Recensione Le tre sepolture (2005)

Ha sicuramente una sua specifica importanza, questo esordio alla regia di Tommy Lee Jones, e non solo per la qualità intrinseca dell'opera: "Le tre sepolture", infatti, riassume in sé decenni di cinema americano, restando comunque ancorato alla realtà per temi ed estetica.

Viaggio nel cuore dell'America

Ha sicuramente una sua specifica importanza, questo esordio alla regia di Tommy Lee Jones, e non solo per la qualità intrinseca dell'opera: Le tre sepolture, infatti, riassume in sé decenni di cinema americano, partendo dal respiro dei capolavori del John Ford più maturo, passando per l'impianto morale delle migliori pellicole di Clint Eastwood, per arrivare al clima crepuscolare e disilluso che ha fatto grande un regista come Sam Peckinpah. Cinema orgogliosamente classico, quindi, immerso fino in fondo nella sostanza di quel western che già portava in sé i germi della fine del mito: ma anche cinema ancorato alla realtà, decisamente attuale per temi ed estetica.

Dopo una prima parte prevalentemente descrittiva, in cui la sceneggiatura delinea l'ambiente e il clima in cui la vicenda si svolge (facendo uso di una narrazione non consequenziale che si rivela in questo caso decisamente efficace), il film si snoda come un road movie, in cui i due protagonisti si dirigono verso la città natale del messicano Melquiades, ma anche verso una giustizia più umana, meno classista e razzista; una giustizia per cui ogni immigrato ha diritto alla dignità di cittadino, e l'omicidio di un messicano resta innanzitutto un omicidio.

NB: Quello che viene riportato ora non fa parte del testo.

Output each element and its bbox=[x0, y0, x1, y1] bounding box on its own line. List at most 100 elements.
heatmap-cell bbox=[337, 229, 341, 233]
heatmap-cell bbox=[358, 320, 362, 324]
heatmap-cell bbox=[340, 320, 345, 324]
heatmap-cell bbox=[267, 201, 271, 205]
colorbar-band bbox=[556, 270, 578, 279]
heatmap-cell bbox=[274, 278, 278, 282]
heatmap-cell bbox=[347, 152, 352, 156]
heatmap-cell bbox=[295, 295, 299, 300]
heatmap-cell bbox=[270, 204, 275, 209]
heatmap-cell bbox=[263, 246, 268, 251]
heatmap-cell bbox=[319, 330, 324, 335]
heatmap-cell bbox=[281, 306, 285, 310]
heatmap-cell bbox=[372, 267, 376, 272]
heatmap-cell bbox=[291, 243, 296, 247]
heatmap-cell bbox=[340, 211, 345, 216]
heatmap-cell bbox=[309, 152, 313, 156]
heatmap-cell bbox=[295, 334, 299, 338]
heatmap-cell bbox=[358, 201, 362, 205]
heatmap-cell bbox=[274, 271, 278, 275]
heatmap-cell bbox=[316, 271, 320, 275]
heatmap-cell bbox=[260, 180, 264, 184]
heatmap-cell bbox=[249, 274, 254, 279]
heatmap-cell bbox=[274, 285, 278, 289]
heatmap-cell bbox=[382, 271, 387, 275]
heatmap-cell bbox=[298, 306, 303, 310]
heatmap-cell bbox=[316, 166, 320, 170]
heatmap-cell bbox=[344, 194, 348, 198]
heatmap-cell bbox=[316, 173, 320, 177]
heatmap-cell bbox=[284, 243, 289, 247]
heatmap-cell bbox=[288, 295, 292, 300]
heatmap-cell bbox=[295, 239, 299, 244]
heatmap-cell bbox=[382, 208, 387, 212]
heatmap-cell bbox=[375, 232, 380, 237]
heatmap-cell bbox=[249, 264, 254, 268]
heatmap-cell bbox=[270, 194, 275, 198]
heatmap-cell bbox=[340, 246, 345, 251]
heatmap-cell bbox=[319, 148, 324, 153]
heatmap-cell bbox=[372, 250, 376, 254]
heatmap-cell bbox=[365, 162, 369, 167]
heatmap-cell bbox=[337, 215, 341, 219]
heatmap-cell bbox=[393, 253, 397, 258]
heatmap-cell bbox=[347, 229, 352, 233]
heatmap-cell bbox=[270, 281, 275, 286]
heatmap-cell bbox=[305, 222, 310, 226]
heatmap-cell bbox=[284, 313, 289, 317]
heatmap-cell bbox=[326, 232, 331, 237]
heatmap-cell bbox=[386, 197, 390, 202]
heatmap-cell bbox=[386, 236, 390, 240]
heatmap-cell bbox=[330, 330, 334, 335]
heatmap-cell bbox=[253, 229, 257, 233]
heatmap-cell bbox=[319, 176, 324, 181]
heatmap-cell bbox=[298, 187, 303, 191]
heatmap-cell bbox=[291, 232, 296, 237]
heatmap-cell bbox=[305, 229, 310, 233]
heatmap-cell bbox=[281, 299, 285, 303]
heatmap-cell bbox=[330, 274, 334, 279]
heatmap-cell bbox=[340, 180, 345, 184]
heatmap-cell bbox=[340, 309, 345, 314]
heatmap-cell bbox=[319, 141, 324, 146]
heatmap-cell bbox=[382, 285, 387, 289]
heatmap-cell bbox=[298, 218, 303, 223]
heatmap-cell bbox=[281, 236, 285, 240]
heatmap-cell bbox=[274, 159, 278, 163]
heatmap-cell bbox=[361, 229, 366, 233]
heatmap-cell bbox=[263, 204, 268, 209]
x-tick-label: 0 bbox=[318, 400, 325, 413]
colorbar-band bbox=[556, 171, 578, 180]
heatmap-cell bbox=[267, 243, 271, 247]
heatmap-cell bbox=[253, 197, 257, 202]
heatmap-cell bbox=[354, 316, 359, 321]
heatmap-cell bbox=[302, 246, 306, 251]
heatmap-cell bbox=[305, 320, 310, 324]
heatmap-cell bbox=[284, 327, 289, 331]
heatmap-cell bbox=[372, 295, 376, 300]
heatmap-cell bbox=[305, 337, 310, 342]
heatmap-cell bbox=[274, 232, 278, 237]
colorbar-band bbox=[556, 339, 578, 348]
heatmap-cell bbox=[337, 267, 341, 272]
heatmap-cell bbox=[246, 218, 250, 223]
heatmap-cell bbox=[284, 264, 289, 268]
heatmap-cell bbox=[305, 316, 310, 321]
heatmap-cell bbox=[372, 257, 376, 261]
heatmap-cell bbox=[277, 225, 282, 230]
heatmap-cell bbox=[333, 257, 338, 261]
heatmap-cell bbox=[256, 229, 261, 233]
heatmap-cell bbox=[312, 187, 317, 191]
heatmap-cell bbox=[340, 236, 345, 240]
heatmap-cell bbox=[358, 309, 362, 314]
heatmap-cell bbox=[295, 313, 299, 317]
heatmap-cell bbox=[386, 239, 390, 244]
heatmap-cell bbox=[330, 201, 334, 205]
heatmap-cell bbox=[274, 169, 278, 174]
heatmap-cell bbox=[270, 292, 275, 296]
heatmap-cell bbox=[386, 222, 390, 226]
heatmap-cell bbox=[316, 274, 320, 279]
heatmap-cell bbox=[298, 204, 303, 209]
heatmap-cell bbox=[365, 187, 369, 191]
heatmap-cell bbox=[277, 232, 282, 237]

E' forse l'ultimo viaggio per il caposquadra Pete Perkins (magistralmente interpretato dallo stesso regista, invecchiato e malinconico), ma è al contrario un viaggio "iniziatico" per il giovane Mike, guardia di frontiera arrogante e violenta, marito distratto, responsabile della morte di Melquiades: un viaggio che aprirà gli occhi e la mente di quest'uomo, che gli cambierà definitivamente la vita e lo aiuterà. A questo proposito, c'è da dire che lo script rifugge abilmente dai manicheismi, delineando personaggi a tutto tondo, ricchi di luci e ombre, confermando un realismo che si esplicita innanzitutto nel tono della narrazione.

Jones dirige il film con mano sicura, con la consapevolezza di chi, lungi dall'essere un vero "esordiente", ha studiato a fondo gli ultimi decenni di cinema hollywoodiano: è volutamente rallentato, il ritmo della seconda parte, quasi contemplativa per le splendide scenografie e la fotografia naturalistica, permeata da un respiro ampio, ma anche dal conflitto tutto morale tra i due protagonisti; conflitto che presto diventerà, più che politico, generazionale e di vedute. Un viaggio costellato di momenti ad alto tasso di partecipazione emotiva, permeato da uno straordinario rigore e forza evocativa ma non privo di parentesi di humour; parentesi che, integrate nel grande affresco rappresentato dal regista, riescono a stemperare la drammaticità del soggetto mettendo a nudo la vera anima del film, quella del viaggio spirituale prima che fisico. Un viaggio in cui, oltre alla grande prova dello stesso regista, risalta il volto a tratti duro e a tratti spaventato di Barry Pepper, e quello di Julio Cedillo, vero "fantasma" che veglia sulla traversata dei due protagonisti, più reale del (pur necessario) fardello che stanno trasportando.